Reach as a parameter can be used for smaller brands in the growth stages when they have a
considerably smaller market share as their primary focus would be brand awareness and
then driving sales. In a market where there are separate brands (Surf, Rin and Wheel) to
cater to each consumer segment, the brand should focus on Mind Share and reaching their
target audience multiple times.

P&G Chief Brand Officer Marc Pritchard’s stated that with message duplication between TV
and digital, cross platform measurement could drive out the waste. After a point, the
frequency of the ad would no longer assist in generating leads and the ad would have to be
rested or refreshed.

 One of the measures that HUL can adopt is “frequency capping”. This method is used
to purposely limit the number of times ads are exposed to consumers online and
increase their effectiveness in the long run. This can be used for most FMCG brands
since they hold the highest volume in TV advertising.

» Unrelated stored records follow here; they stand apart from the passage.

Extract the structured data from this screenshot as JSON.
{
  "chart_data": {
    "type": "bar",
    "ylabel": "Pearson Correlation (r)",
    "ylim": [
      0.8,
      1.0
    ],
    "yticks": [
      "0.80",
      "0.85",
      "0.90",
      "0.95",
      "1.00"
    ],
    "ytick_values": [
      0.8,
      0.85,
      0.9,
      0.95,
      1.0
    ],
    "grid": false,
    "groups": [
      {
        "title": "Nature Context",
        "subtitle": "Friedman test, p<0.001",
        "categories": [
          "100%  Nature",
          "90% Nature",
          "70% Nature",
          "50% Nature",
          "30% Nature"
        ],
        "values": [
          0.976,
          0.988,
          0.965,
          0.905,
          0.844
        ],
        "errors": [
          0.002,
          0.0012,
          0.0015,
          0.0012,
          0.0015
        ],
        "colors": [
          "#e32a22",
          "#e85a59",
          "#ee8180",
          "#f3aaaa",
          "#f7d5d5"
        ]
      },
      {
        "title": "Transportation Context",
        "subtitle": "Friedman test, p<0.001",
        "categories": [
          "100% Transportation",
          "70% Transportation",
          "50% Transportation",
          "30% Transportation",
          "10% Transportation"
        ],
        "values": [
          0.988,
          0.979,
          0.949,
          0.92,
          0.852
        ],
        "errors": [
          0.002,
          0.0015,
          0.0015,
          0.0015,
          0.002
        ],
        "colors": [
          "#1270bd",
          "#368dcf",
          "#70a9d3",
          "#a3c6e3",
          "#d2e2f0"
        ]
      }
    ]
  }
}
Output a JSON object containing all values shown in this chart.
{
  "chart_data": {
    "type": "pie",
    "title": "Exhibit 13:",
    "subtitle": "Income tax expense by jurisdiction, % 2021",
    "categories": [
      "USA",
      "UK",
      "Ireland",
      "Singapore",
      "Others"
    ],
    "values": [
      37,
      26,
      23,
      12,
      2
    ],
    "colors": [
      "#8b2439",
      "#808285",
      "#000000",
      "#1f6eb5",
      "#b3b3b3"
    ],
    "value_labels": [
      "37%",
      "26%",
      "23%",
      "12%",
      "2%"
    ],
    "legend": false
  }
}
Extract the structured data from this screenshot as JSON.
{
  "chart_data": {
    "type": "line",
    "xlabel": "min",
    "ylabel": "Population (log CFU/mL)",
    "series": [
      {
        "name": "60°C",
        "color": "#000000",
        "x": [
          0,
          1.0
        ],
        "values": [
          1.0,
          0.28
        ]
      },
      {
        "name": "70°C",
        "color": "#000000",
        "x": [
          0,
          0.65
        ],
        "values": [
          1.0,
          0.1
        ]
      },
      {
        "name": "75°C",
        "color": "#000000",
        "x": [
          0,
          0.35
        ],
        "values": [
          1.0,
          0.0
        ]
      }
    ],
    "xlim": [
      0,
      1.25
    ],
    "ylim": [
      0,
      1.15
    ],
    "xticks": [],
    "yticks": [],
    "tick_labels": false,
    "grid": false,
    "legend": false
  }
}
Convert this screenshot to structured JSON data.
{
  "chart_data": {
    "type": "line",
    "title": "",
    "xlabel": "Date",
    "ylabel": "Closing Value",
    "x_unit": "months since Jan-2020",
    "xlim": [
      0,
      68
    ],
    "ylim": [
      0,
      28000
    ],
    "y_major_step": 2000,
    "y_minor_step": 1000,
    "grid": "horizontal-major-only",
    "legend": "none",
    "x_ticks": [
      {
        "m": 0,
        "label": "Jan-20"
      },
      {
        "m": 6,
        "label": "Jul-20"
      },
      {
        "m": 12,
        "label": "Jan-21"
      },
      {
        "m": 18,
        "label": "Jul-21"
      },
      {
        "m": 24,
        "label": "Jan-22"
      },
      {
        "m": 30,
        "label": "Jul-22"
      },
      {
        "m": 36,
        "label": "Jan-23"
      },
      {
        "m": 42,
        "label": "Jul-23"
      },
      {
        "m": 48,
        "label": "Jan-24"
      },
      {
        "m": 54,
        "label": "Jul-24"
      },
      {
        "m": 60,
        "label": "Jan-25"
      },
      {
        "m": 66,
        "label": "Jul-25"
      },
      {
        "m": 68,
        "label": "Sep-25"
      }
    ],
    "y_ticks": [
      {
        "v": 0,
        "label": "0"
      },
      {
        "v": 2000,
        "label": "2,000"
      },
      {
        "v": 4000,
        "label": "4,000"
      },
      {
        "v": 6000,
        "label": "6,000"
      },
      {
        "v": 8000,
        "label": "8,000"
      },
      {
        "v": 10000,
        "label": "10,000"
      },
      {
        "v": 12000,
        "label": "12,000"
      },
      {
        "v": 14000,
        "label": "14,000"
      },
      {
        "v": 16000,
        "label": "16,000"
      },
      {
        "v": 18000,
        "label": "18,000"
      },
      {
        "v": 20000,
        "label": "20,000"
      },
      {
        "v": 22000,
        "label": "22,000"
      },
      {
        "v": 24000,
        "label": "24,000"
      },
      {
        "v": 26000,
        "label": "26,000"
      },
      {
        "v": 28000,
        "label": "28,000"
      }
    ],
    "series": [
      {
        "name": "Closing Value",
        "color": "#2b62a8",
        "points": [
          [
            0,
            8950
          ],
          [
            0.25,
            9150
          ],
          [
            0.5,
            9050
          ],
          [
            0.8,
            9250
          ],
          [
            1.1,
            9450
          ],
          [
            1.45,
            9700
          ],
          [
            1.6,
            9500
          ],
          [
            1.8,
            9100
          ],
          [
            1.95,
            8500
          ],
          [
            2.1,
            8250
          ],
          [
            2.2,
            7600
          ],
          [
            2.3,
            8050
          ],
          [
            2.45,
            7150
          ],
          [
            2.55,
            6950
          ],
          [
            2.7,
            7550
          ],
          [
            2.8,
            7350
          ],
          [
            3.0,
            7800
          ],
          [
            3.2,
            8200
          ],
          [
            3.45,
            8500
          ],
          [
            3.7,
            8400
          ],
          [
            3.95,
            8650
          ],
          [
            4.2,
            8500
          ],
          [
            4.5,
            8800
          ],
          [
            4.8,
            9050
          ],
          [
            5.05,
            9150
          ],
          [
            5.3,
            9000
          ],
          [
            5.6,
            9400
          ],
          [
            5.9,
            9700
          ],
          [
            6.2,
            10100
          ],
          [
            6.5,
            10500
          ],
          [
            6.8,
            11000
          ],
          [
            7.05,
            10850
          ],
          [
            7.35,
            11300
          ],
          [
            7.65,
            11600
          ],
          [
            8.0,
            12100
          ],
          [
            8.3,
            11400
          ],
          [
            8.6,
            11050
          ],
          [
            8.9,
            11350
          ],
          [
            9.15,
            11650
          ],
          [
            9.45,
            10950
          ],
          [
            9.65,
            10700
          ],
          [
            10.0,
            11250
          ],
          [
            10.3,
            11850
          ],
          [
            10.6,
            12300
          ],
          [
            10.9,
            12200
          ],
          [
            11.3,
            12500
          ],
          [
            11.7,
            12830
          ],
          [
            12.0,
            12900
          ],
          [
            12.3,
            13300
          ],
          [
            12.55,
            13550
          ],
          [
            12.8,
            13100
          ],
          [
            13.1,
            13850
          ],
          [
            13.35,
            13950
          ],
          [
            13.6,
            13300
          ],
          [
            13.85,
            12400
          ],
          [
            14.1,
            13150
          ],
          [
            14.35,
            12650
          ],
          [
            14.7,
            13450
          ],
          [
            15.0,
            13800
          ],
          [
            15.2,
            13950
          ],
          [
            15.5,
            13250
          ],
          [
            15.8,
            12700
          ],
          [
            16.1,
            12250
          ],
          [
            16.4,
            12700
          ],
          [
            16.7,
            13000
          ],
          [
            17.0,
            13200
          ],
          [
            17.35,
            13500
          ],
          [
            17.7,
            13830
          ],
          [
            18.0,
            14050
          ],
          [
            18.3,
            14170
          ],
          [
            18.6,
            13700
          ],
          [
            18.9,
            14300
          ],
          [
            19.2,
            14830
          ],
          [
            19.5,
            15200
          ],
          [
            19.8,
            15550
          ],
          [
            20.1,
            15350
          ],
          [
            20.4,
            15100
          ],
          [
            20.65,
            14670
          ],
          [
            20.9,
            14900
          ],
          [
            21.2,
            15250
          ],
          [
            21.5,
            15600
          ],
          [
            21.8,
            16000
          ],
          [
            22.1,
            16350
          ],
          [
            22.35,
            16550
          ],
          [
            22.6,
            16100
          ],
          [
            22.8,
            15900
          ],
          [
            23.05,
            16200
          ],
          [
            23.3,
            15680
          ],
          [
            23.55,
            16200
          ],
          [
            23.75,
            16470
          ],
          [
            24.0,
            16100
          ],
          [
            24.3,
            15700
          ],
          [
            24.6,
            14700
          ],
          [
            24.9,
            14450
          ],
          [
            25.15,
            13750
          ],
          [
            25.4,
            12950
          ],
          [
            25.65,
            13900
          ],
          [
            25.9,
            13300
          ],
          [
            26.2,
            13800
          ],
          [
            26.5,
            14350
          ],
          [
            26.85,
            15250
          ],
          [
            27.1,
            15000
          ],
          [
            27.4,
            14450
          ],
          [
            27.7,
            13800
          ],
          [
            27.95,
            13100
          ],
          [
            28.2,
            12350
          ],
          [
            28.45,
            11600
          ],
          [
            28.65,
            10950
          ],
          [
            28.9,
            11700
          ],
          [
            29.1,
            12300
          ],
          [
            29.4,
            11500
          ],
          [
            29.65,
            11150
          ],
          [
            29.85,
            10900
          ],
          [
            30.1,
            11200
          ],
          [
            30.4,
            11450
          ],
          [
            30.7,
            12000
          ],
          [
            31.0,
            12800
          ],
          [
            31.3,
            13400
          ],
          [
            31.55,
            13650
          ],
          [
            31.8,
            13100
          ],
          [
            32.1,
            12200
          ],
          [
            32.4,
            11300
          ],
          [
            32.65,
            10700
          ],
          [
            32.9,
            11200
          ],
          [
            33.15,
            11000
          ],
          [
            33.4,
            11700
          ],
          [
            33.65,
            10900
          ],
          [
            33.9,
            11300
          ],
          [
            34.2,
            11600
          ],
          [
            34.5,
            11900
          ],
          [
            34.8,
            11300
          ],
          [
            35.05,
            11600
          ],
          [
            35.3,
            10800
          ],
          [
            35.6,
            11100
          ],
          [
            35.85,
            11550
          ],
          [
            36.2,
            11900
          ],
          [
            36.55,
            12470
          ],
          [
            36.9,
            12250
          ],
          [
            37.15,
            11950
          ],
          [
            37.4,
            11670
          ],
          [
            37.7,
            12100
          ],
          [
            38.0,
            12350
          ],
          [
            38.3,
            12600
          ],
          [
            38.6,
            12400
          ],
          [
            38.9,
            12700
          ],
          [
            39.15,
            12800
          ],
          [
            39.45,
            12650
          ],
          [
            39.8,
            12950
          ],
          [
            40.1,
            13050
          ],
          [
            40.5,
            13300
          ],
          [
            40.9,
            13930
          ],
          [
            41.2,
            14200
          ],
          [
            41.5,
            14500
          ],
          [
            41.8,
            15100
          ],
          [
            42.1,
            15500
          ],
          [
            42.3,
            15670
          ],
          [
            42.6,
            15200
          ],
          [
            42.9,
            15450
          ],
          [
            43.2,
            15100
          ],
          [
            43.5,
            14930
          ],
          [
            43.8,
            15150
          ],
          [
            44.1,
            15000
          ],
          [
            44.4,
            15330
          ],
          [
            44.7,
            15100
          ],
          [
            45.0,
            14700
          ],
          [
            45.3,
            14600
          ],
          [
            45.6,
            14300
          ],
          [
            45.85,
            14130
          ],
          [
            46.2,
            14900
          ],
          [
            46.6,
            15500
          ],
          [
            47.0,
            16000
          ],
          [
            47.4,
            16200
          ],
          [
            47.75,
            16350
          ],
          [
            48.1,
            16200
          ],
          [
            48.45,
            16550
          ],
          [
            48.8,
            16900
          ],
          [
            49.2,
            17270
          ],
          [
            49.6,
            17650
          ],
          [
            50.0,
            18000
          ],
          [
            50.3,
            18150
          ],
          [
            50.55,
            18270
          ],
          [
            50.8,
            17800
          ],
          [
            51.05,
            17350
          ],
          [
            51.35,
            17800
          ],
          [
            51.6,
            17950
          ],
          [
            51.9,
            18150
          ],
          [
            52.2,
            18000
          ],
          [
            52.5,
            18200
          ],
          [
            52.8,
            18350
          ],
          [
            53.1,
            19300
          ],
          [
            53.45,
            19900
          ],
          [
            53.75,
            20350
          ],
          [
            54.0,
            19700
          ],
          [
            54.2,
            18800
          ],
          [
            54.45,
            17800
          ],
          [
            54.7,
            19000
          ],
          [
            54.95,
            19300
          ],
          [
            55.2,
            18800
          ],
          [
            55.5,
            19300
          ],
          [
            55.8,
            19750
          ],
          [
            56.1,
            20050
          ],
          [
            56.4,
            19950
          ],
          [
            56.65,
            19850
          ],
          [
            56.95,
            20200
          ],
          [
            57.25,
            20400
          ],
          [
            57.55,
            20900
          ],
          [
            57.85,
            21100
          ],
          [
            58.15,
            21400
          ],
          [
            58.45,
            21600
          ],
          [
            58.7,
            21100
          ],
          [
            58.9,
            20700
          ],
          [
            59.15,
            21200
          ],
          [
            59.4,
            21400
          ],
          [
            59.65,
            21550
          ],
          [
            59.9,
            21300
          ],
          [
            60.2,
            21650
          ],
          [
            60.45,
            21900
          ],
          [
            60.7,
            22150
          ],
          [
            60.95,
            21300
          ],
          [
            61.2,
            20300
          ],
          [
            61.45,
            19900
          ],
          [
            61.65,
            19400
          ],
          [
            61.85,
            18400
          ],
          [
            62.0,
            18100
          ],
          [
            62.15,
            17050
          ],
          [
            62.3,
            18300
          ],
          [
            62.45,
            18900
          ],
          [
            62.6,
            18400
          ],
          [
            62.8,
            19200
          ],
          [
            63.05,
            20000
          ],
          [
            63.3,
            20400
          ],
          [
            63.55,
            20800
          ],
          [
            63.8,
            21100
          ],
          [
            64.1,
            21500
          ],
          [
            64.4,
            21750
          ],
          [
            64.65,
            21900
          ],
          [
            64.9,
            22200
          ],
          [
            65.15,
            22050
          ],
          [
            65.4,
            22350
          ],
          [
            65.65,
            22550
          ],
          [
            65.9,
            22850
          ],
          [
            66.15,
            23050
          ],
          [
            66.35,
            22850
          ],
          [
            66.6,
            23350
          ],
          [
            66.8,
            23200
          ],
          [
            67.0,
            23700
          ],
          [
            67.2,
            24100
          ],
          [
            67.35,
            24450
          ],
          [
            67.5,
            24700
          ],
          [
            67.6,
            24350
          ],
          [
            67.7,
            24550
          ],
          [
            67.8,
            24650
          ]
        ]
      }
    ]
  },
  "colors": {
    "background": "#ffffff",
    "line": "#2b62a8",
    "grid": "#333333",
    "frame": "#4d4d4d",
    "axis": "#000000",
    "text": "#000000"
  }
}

 In our opinion, it would be safer to target a higher frequency for HUL’s detergent
products since they are already competing with Nirma and Ghari which are priced
lower than Surf and cater to the masses. Focusing on reach would not be the right
approach as Nirma and Ghari combined reach a higher number of households than
Surf. A higher frequency would give them the advantage of Mind Share especially if
cross platform measurement technique is used.
 In the case of Sunlight, reach should be the short-term focus till the time the product
is in the introductory stage, post which a higher frequency in the growth stage would
help to capture a considerable market share.